Trump attacked Meadows for sharing some documents with the committee before halting further cooperation with a subpoena. Now Trump has turned on Fox News commentator Sean Hannity for appearing to have crossed him in disclosed emails with Meadows over Jan. 6.
Losing Sight of the Goal
It seems easy in all of this to overlook the goals of all these investigative efforts.
Even as election night results were becoming clear, Team Trump was busy rewriting the outcome, with campaigns that included a losing legal front, a political case, pressure on states to change outcomes and, finally, a mob.

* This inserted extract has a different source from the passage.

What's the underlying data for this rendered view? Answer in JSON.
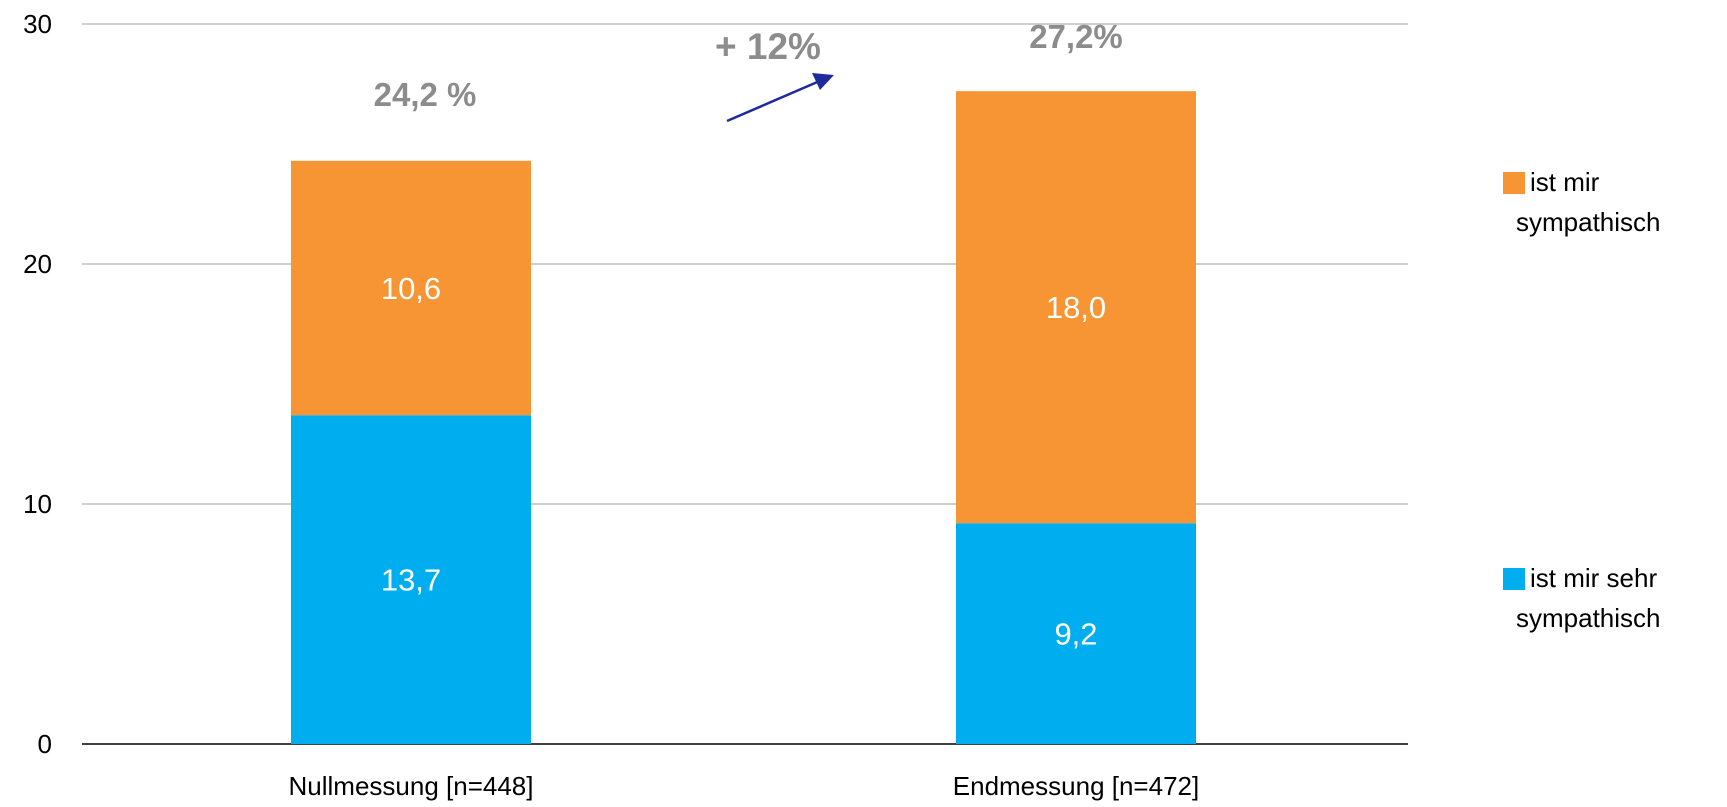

Throughout, Team Trump was unable to find evidence of widespread election fraud. But it persuaded leaders in states with Republican-majority legislatures to change voting rules in ways that will limit votes by Democrats and people of color. Trumpsters have launched gerrymandering campaigns and replaced state election officials. They are insisting that Jan. 6 never happened in the way we all watched live on TV.
Meanwhile, throughout, Democrats have flagged attempts to pass a federal bill to protect voting rights, and, for a host of Covid, economic, political and cyclical reasons, are able to lose their tiny majorities in the House and Senate.
Ask anyone from Capitol police to Homeland Security and you’ll hear that a Jan. 6 can easily happen again, this time informed by the failed riot a year ago. Polls are showing heightened support for political violence. Threats against political local and national are up by multiples of those a year or more ago. The Capitol police have lost hundreds of officers through resignations. Homeland Security warned of heightened violence even today.
This anniversary should remind us that we have a responsibility to hold plotters of Jan. 6 responsible for any criminal acts. We must listen to the reasons for the frustration that gave rise to a state-sponsored riot.